Proposta em março passado durante a 8ª Conferência das Partes da Convenção sobre Biodiversidade (COP-8), em Curitiba, uma articulação macro-regional de ONGs de defesa dos direitos humanos e socioambientais, entidades de consumidores, movimentos sociais e acadêmicos finalmente foi criada neste último fim de semana (24 e 25) em Córdoba, na Argentina, para internacionalizar a oposição e as críticas ao chamado agronegócio. Duas monoculturas que vem se alastrando rapidamente no Cone Sul — a soja e os reflorestamentos de eucalipto para produção de papel e celulose — são prioridades do Fórum de Resistência ao Agronegócio.
Reunindo cerca de 200 participantes de Argentina, Brasil, Paraguai, Uruguai, Bolívia, Equador e Peru, o seminário de criação do Fórum apresentou um estudo resumido dos impactos da agricultura extensiva nos diversos países.

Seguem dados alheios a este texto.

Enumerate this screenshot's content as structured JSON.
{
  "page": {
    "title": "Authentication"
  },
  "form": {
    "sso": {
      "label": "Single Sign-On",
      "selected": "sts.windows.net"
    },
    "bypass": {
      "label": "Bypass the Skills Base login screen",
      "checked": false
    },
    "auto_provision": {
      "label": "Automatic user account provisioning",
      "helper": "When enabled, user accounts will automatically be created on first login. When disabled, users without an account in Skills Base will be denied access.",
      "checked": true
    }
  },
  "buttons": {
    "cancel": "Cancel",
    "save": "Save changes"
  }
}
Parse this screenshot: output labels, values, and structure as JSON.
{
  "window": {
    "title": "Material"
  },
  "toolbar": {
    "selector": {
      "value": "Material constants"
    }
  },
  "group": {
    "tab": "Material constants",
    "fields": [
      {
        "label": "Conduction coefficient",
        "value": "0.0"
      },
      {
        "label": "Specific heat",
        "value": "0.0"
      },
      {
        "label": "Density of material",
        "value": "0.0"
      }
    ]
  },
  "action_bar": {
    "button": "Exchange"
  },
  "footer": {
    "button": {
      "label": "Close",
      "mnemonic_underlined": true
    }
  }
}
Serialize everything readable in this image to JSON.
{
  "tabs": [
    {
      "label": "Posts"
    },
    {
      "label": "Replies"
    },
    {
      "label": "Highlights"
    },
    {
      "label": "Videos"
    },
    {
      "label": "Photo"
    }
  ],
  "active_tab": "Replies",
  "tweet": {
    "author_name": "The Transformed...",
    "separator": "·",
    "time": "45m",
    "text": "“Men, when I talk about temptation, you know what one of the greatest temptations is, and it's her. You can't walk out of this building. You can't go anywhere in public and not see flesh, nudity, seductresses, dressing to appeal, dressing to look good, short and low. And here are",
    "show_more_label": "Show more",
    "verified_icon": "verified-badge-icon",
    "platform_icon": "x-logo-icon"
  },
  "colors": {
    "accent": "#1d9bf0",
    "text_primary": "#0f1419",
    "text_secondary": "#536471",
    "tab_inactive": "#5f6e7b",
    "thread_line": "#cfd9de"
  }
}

Como diagnóstico, apontou-se esse setor como a força econômica mais importante em praticamente todos os Estados da região – mesmo com Uruguai, Paraguai e Bolívia largamente “invadidos” por sojeiros brasileiros –, sendo que no Equador a bioprospecção tem sido o grande atrativo para um número cada vez maior de multinacionais, explica a advogada Maria Rita Reis, da ONG Terra de Direitos.
Segundo as entidades sociais, os impactos como perda da biodiversidade, consumo exacerbado dos recursos naturais (principalmente solo e água), desalojo de comunidades tradicionais, intoxicação e envenenamento pelas fumigações e aplicações de agrotóxicos – casos extremos com mortes não são incomuns na Bolívia, mas já ocorreram na Argentina - não são contrabalançados pelo suposto alto rendimento do setor.
“Ainda que a atividade tenha peso na balança comercial, é questionável a participação real do agronegócio no desenvolvimento das economias nacionais. Isso porque a maior fatia deste negócio está nas mãos de quatro multinacionais, o que significa que boa parte do rendimento também é transnacionalizado. O mesmo ocorre com os insumos consumidos na agricultura. Assim, a capacidade real do setor de gerar renda é bastante questionável”, afirma Maria Rita.
Segundo Christiane Campos, que representou o MST e a Via Campesina Brasil no encontro, o diferencial desta nova articulação é que desta vez, com a participação de entidades de consumidores, o debate será levado ao meio urbano.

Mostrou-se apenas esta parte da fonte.